Climate Finance is the Cornerstone of the Paris Summit

We have talked a great deal about climate change over the past decade as a […]


We have talked a great deal about climate change over the past decade as a prospective issue. However, we must say it loudly: climate change is now.

In the Sahel region, between 1972 and 1984, droughts and desertification have brought about starvation and caused 100 000 deaths according to the UN. The number of climate refugees is growing consistently. There are 25 million persons every year according to a study of the Internal Displacement Monitoring Centre. They might reach 200 million within the next decades.

Climate change is now!

These realities are the reasons why I believe a failure of the Paris Summit would be unacceptable. In this process, the European Union has to lead the way and to ensure that the agreement encompasses all sectors and all countries in the world: this is why climate finance is such a cornerstone. If we do not include a strong and solid financial package in the COP21, developing countries won’t be on board, and half of the world won’t commit against climate change.

At the European Parliament, I am in charge of the initiative report that gives recommendations in order to reach and universal, binding and effective agreement to stay below the 2 degrees target. The spirit of my report is simple: a strong European commitment against climate change and solid financial aid to support the most vulnerable countries facing this phenomenon.

A leading EU against climate change

The first step to become a leader is to behave like one. Thus, I demand ambitious CO2 reduction targets in my report for the European Union. A reduction of at least 40% by 2030 in comparison with 1990 levels and a reduction of 95% by 2050 – which can be seen as a comprehensive phase out. But the European parliament is going further than the European Council and its position adopted on September 19th: we call for a binding target for renewables – 30% of our energy consumption by 2030 should be made of renewables – and we call for a 40% energy efficiency by 2030.
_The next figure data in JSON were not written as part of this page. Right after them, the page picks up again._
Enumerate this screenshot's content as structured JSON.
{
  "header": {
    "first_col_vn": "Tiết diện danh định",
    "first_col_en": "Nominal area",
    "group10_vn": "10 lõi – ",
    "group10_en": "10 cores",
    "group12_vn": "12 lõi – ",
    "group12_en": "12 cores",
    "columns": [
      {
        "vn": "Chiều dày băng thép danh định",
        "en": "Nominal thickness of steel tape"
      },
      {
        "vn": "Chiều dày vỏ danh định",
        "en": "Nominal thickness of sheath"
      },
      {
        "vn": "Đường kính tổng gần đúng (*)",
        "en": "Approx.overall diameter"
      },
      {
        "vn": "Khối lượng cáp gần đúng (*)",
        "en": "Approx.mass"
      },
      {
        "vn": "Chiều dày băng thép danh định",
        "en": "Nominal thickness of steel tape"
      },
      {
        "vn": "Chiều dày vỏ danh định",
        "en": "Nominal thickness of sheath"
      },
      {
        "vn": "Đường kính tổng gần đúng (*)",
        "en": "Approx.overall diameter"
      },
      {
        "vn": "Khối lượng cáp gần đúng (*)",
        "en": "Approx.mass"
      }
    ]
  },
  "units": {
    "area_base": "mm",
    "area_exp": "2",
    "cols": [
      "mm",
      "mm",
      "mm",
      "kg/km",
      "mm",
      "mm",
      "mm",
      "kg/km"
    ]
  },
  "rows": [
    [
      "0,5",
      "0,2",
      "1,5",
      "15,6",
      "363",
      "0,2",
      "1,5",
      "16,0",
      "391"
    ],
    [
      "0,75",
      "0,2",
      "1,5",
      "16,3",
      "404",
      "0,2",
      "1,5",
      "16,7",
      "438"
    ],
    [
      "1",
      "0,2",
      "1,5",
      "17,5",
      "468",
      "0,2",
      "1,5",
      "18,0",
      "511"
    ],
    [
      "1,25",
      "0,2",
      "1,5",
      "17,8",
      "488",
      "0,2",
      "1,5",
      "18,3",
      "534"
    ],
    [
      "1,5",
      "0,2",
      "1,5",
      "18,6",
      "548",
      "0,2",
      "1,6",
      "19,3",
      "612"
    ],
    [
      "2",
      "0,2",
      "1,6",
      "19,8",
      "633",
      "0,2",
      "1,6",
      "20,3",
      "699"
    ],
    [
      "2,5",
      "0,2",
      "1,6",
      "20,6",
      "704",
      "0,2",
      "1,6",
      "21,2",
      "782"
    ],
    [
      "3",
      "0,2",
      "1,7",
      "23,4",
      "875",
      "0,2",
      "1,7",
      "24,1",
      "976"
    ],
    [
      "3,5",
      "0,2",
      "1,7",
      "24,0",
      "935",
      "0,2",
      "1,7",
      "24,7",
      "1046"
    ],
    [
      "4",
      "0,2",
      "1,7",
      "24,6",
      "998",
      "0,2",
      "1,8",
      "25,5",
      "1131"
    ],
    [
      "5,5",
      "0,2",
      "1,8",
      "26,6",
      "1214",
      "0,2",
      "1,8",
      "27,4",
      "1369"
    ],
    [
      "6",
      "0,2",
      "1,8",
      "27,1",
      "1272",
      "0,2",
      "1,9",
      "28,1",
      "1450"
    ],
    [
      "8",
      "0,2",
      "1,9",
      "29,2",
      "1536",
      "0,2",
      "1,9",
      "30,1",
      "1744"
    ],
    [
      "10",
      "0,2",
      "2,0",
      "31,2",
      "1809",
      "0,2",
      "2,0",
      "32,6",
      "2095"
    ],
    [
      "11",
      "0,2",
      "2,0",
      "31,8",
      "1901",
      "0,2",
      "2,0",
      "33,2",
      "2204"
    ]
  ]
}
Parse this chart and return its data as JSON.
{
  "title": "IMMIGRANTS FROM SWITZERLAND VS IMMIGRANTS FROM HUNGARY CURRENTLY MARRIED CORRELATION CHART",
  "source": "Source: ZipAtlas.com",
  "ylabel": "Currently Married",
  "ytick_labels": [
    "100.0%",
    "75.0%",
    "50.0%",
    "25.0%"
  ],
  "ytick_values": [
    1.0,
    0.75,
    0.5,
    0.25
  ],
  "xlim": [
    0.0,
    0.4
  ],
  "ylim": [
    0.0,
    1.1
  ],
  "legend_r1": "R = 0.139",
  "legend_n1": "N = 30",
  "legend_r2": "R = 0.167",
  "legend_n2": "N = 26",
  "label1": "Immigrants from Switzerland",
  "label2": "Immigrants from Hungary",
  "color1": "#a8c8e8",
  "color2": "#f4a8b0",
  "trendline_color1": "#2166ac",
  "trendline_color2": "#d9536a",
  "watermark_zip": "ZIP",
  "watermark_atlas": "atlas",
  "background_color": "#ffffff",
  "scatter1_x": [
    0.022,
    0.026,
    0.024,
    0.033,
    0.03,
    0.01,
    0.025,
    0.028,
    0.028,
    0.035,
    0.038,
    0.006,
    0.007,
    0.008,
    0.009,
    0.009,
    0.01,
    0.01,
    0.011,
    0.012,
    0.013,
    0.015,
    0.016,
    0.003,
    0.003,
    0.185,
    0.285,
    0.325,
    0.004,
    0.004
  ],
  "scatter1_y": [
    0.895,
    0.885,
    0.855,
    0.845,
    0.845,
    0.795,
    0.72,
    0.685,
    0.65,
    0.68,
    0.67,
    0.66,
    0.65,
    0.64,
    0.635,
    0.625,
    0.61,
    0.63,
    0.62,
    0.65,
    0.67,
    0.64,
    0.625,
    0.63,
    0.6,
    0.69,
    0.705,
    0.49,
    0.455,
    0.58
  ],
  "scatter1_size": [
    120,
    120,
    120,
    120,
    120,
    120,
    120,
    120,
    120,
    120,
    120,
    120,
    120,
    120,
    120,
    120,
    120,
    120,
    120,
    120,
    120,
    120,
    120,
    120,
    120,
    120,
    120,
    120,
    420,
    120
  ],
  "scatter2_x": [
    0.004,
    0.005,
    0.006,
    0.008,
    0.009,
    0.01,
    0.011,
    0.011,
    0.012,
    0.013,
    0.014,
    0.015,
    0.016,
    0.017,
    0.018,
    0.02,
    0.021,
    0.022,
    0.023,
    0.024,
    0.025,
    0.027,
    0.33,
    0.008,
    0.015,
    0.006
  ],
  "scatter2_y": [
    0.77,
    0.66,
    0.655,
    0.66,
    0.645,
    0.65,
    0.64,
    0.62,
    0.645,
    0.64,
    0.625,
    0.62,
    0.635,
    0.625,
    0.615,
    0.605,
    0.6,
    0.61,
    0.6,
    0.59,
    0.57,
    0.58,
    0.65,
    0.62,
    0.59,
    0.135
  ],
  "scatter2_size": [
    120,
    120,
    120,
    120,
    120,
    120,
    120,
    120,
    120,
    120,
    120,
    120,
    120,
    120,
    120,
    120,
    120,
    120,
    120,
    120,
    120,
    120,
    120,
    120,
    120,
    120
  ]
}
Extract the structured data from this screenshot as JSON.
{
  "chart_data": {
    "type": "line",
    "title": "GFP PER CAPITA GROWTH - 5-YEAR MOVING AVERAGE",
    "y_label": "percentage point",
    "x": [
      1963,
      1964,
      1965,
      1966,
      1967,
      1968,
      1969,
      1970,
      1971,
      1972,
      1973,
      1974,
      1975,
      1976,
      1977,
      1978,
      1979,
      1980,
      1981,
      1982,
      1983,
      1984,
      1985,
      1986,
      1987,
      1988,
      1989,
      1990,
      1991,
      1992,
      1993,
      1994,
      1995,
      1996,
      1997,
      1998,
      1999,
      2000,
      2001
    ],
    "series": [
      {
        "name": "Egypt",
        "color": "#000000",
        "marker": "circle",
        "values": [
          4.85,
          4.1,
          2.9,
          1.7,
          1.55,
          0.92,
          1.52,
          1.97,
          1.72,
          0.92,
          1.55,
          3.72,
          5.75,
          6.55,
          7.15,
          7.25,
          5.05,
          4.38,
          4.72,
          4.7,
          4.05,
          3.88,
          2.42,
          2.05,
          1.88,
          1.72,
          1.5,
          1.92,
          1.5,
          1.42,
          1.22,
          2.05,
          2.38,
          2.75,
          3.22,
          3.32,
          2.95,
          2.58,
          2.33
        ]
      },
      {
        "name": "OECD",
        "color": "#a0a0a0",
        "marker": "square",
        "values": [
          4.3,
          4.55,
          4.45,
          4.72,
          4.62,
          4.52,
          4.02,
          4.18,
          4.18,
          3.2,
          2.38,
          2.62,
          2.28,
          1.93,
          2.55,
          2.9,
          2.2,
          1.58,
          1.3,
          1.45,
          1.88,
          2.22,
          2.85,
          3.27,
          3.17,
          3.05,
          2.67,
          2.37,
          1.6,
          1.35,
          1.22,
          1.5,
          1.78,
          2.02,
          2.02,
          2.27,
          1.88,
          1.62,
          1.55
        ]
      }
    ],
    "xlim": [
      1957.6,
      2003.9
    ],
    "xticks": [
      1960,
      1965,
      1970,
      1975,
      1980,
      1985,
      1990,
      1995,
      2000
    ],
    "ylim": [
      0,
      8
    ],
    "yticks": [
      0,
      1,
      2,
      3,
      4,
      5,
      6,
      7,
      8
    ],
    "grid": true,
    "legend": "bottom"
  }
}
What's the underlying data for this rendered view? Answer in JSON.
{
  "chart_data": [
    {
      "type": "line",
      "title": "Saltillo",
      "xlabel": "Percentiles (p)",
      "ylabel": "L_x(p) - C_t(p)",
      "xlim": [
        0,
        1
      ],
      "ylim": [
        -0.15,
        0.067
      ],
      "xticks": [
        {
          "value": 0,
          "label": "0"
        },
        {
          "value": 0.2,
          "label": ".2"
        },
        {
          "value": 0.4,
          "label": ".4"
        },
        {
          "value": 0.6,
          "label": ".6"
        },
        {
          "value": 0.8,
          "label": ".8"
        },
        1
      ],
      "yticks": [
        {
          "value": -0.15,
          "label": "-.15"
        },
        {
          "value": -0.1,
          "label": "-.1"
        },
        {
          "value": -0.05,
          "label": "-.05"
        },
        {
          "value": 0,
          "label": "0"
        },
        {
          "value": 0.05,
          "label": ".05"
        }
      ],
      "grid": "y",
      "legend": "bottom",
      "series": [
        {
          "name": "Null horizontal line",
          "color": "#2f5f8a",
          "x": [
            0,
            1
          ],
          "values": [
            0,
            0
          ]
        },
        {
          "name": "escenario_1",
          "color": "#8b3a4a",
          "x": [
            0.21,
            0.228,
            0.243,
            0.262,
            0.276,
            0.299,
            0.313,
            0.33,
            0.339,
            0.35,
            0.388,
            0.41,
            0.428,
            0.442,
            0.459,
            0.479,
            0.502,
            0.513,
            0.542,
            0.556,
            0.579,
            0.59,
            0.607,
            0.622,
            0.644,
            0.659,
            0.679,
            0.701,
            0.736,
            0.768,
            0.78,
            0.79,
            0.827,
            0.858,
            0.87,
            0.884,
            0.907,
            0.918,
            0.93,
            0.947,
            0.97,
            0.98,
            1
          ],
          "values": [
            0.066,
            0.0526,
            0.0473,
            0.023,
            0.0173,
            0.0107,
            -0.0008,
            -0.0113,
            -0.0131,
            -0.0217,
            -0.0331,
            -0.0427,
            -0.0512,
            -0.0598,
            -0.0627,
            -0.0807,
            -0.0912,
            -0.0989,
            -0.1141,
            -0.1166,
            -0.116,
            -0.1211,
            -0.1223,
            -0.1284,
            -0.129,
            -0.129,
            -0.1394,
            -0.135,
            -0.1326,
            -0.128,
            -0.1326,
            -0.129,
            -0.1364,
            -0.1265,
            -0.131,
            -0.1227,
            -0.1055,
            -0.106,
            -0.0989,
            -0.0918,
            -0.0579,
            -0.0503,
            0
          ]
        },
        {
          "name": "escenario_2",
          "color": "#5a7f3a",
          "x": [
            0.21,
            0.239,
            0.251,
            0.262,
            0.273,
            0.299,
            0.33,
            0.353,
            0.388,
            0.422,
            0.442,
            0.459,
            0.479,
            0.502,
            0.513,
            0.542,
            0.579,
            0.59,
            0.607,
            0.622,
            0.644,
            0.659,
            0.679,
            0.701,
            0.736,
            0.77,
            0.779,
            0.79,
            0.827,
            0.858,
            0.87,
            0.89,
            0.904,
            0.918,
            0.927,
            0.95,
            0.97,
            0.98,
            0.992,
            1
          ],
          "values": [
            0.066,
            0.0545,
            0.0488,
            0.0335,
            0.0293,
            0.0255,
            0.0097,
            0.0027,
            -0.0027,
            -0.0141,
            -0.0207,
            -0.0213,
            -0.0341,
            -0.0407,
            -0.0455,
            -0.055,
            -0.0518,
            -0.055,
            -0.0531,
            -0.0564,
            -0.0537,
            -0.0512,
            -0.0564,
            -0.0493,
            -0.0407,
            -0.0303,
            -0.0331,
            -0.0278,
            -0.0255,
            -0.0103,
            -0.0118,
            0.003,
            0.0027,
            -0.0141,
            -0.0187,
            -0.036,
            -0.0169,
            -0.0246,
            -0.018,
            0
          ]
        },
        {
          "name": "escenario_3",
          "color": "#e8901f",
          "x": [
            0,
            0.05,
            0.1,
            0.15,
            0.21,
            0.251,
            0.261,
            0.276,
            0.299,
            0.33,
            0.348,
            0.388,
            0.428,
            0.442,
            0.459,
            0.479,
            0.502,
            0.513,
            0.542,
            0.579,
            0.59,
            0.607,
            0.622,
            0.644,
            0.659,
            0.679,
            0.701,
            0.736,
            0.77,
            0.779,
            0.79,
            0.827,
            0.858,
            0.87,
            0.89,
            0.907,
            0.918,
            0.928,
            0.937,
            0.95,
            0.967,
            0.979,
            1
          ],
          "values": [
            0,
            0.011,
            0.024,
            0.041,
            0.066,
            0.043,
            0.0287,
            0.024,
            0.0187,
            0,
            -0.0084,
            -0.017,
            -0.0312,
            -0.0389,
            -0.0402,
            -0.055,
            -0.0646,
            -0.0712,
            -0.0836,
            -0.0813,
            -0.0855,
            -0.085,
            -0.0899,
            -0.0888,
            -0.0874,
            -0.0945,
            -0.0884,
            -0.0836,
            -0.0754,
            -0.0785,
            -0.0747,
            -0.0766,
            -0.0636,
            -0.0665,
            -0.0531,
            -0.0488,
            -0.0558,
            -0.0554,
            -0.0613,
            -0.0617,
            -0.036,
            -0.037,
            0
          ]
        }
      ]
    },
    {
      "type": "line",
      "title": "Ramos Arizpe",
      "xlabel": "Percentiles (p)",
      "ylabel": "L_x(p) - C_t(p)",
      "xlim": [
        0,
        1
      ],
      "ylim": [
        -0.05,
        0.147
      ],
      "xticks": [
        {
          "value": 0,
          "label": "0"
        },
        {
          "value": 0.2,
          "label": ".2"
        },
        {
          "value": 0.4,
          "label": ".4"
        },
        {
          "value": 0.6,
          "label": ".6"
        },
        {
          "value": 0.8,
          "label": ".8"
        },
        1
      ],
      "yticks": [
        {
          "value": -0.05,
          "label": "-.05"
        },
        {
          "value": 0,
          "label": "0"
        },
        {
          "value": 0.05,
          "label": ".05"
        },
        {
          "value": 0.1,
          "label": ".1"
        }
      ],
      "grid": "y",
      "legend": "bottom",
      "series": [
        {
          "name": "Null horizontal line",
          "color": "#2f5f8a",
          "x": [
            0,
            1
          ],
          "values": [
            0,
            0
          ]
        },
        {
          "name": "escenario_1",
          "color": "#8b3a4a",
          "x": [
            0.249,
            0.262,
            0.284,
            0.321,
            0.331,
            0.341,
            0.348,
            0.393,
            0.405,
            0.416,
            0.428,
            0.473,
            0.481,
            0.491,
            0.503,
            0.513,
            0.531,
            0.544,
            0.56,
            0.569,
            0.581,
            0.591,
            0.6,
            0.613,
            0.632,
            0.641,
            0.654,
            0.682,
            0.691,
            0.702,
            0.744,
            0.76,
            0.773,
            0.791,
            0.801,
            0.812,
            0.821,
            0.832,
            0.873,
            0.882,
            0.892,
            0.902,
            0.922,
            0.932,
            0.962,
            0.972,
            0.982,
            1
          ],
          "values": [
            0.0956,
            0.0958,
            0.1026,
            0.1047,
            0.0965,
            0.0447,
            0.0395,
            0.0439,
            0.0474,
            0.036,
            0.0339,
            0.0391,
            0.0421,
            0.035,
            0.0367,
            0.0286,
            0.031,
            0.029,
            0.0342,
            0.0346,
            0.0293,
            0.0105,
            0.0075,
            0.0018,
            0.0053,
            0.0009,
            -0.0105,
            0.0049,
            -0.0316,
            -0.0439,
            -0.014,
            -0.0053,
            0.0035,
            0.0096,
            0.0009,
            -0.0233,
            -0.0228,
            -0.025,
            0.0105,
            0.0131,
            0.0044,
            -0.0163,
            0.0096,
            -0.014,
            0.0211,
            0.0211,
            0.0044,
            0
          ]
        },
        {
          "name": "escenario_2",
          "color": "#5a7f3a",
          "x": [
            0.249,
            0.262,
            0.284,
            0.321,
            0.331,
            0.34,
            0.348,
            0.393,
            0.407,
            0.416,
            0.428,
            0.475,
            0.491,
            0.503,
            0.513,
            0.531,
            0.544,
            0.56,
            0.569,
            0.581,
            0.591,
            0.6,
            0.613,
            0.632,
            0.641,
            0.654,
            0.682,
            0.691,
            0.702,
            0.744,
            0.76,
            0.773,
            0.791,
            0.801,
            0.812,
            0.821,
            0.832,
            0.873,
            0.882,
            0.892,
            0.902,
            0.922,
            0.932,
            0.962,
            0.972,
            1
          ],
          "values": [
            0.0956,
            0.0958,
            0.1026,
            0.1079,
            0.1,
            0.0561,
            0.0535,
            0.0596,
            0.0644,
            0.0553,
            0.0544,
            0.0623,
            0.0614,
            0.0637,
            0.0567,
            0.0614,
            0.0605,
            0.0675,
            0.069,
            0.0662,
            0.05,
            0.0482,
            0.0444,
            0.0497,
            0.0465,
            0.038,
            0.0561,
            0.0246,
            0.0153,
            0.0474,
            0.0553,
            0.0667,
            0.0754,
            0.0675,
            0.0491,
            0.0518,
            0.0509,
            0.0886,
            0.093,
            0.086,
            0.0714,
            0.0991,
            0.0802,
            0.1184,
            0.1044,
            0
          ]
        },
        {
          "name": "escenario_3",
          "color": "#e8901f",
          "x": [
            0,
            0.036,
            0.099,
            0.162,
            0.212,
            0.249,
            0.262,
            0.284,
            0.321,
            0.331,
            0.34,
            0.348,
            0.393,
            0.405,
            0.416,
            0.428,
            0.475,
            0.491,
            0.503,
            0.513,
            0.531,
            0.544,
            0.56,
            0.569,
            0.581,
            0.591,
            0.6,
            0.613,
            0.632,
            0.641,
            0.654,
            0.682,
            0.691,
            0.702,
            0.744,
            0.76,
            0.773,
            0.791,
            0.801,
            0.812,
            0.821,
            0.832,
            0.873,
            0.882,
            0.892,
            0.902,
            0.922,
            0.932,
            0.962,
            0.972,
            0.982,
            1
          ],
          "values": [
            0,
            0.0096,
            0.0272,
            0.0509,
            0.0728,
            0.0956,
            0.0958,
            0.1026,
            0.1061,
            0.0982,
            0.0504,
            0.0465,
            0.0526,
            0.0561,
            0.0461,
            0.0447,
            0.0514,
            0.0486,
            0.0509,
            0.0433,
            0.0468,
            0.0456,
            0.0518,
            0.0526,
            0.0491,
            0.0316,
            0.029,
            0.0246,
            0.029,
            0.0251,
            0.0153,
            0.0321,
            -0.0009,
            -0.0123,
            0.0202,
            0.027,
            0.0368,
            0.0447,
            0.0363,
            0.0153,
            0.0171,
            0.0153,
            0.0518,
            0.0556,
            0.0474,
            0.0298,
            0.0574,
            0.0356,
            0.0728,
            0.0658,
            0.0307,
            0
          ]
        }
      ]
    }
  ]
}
These three targets should embody the European commitment against climate change. With lower targets, we will not be able to mitigate CO2 enough in Europe.

But to be frank, all the targets that developed countries can set will be of no use if an agreement is not reached by all the parties. All the targets without fresh money will not help the countries that are facing climate change right now.

Therefore my report puts forward the need for climate finance. It urges the parties to fund the Green Climate Fund in order to reach 100 billion dollars per year as of 2020. But we also need fresh money from innovative financing opportunities, for instance to define a proper carbon price so that it becomes cheaper to use eco-friendly technologies instead of most pollutant ones. Our EU Emission Trading System has already allowed the funding of innovative project such as “Nemo”: a thermal sea energy project that was made possible thanks to a 72 million euro funding. If a higher carbon price were to be set, we may find a lot more of other “Nemos”…

Another way to find fresh money is to enforce a Financial Transaction Tax in Europe. The enhanced cooperation by 11 Member States could make 35 million euros available every year. A part of its revenues should be allocated to the fight against climate change. My proposition was rejected by a very light majority, but the idea is making its way. I will keep on promoting it.

These are the ideas I promote and defend in my report that is still to be adopted on October 14th. The European Parliament is strongly committed to find a comprehensive agreement in Paris. The failure in Copenhagen is not an option anymore. The Paris Summit is not a conference to discuss but a conference to decide!